How the New Retailers' Security Knowledge Base Will Benefit Testers | TechWell

How the New Retailers' Security Knowledge Base Will Benefit Testers

With the growing online activity that involves a user’s sensitive data—credit card details, health records, login information, or any other personal identifiable information—cyber security is becoming increasingly vulnerable by the day. Not too long ago, we heard about Target’s CEO resigning after taking responsibility for the security breaches that his organization faced in late 2013.

We hear about all the sophisticated ways in which hackers attack and compromise online systems, but the truth is that all of this is just beginning. Online retail sales in the United States were estimated to be just 5.8 percent of the overall retail domain’s worth in the second quarter of 2013. If so, imagine the scope for hackers to further target vulnerable systems as these numbers go up.
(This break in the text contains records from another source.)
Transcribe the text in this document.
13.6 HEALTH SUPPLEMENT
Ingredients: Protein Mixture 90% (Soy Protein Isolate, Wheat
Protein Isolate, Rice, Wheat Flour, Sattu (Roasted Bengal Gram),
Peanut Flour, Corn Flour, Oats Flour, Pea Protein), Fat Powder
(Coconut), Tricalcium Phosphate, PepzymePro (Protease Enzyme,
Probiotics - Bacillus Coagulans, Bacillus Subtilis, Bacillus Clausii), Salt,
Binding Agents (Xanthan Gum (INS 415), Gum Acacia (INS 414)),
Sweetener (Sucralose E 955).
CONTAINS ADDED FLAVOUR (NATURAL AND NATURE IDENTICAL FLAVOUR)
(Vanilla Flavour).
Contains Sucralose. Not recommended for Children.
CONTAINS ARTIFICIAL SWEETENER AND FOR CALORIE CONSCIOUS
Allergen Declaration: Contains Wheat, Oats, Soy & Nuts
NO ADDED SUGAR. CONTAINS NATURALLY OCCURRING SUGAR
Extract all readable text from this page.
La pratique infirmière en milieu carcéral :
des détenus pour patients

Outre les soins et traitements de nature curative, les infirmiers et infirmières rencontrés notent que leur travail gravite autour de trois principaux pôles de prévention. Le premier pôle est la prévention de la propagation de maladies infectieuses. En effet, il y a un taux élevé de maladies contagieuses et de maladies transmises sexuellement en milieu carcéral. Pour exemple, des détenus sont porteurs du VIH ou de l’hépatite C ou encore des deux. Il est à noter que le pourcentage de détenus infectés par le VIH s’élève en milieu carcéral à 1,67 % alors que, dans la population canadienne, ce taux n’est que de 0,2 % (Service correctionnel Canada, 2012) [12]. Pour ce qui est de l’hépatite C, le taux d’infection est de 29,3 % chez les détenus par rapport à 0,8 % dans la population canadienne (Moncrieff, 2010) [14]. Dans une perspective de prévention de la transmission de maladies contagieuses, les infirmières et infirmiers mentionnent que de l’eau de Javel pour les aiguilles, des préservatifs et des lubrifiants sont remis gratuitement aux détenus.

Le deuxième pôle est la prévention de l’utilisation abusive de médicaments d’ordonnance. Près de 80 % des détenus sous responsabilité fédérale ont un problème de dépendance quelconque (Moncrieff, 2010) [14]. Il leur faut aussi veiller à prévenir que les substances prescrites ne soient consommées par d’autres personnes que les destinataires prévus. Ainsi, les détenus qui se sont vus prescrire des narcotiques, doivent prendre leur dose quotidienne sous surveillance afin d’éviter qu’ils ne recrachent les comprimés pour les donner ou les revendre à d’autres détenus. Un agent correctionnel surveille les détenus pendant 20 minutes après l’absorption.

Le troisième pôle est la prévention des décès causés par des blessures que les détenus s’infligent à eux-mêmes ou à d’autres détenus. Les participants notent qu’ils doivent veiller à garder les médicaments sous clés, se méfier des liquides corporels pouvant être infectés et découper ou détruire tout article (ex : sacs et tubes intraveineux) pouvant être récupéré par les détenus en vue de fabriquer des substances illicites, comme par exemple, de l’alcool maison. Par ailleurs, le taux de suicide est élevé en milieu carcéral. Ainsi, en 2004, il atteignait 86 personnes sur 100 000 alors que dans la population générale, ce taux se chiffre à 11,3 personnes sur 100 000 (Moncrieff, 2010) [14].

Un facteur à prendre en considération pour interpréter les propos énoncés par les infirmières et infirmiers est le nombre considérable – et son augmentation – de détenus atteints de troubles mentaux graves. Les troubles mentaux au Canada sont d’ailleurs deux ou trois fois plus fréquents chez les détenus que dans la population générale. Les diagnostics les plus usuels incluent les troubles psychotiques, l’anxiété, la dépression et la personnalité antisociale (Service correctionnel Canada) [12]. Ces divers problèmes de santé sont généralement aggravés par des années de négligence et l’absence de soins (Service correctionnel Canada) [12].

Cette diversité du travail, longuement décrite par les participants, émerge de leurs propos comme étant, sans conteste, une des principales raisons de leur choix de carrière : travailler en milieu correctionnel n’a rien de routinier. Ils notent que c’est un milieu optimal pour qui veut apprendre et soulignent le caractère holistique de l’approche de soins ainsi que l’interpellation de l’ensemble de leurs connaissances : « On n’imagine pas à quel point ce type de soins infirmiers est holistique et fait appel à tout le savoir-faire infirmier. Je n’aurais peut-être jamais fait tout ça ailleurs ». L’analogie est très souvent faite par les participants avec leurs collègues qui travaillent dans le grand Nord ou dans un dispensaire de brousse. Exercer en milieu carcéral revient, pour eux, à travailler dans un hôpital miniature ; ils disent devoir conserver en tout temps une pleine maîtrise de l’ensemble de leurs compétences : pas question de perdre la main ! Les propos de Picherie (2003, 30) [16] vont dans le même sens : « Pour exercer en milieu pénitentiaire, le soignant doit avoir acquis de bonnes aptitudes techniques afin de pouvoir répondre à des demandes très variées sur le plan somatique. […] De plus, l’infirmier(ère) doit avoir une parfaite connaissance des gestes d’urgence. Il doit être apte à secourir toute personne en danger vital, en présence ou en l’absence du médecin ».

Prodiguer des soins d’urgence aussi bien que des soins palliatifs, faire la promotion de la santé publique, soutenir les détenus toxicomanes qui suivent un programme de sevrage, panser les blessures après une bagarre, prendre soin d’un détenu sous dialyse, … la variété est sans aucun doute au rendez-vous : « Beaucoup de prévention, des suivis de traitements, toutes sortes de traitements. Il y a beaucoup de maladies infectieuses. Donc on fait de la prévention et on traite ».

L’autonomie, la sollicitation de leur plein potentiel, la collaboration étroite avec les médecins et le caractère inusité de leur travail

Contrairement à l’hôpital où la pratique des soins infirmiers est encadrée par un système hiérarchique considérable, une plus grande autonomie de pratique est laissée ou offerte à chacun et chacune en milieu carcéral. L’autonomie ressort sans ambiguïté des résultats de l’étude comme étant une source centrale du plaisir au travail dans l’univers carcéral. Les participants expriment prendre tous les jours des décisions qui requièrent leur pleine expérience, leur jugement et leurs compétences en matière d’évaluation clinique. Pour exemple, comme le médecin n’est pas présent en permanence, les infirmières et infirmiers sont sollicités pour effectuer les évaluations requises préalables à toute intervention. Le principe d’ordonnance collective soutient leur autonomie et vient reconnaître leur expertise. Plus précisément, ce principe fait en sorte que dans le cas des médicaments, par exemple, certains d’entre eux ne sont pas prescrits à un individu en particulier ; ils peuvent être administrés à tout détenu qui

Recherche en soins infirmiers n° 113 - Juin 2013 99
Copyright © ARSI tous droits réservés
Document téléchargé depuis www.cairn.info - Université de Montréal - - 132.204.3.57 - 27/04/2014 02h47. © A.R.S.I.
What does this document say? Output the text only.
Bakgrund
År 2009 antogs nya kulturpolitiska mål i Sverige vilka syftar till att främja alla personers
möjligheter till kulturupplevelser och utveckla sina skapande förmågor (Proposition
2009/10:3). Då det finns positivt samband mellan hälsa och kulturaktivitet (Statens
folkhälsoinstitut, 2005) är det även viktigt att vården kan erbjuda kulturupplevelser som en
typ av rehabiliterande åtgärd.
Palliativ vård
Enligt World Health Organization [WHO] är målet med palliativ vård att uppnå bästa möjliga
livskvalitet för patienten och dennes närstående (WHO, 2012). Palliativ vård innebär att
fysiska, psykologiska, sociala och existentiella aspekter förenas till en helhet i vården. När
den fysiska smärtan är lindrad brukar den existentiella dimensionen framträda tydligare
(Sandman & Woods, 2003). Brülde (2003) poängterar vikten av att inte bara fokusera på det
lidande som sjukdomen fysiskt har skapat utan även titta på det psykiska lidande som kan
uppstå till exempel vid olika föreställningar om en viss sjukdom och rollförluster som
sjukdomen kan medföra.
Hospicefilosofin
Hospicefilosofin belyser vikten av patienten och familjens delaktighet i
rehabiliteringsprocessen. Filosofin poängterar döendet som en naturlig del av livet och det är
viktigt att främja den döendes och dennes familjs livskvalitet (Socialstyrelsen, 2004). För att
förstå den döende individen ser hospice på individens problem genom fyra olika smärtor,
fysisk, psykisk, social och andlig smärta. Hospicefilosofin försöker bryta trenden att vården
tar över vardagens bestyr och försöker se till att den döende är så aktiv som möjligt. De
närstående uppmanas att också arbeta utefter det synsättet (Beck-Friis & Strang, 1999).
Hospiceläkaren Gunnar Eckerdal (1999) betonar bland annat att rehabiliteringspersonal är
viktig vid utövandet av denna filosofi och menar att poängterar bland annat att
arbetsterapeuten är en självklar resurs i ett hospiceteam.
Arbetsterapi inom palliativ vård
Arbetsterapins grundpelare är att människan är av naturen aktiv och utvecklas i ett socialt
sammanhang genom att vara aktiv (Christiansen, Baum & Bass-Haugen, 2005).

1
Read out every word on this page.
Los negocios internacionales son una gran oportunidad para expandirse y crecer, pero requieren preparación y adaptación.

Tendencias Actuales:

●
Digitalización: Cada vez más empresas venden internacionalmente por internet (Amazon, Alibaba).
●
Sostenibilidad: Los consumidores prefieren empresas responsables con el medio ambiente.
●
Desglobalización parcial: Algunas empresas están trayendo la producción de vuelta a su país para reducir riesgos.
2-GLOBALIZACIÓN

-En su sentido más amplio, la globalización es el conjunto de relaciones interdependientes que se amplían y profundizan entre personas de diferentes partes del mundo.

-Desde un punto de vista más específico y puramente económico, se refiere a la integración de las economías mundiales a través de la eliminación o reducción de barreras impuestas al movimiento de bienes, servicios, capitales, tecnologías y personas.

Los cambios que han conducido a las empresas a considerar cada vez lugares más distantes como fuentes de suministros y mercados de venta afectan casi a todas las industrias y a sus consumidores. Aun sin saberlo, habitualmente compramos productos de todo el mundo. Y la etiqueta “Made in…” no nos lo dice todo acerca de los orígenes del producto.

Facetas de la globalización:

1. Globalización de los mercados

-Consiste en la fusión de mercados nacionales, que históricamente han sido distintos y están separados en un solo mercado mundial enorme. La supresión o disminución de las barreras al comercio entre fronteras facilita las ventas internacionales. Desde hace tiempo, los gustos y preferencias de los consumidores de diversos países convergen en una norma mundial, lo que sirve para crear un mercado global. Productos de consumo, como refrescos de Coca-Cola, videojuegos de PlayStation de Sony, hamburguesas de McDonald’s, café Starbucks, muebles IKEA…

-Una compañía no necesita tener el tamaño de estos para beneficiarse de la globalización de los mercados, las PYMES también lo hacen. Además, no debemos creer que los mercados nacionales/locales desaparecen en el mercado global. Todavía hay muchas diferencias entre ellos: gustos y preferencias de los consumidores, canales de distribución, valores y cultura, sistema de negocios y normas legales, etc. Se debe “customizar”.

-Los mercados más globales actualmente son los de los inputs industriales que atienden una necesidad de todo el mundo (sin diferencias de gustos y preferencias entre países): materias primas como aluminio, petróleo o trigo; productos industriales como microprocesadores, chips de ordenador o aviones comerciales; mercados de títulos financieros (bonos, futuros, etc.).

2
In an initiative to proactively curb cyber attacks, a group of organizations has come together to create a forum called the Retail Cyber Intelligence Sharing Center. Retailers such as Lowe’s, Nike, and Target formed this center with the goal of identifying newer threats, sharing input on how to mitigate them, and providing tips on what to watch out for. Security is a very dynamic landscape, and having a forum such as this will greatly help several entities—especially software testers looking for newer tests and scenarios to account for in their security testing efforts.

Security tests are often very challenging to put together, are vast in scope, and may take hours of effort without significant results. The Retail Cyber Intelligence Sharing Center may discover useful information about how to test for specific attacks and how to do so without impacting a live environment, which would be invaluable to the testing community. Granted, sources such as OWASP continue to be a great knowledge base for the latest and greatest in the security world, but a forum such as the sharing center will take security testing to the next level by getting hands-on input from organizations based on their experience.

For this initiative to succeed, though, a few important things must happen. First, organizations should be Good Samaritans in sharing valuable information without fear of feeling let down and being looked down on if they were transparent. Unless this happens, the resource center will soon become just a namesake that holds static information that is not very current.

Second, one or two member organizations will need to be identified as moderators to regulate activity on the forum, ideally on a rotational basis.

And finally, access to information within the forum needs to be restricted and monitored. If this becomes free information available for everyone to access, hackers surely will be regular visitors reading the suggestions on the forum and looking for ways to exploit them.

With some of these factors taken into account, this center will certainly be a welcome one in the world of cyber security. It is definitely worth all the applause for the organizations that have bootstrapped it.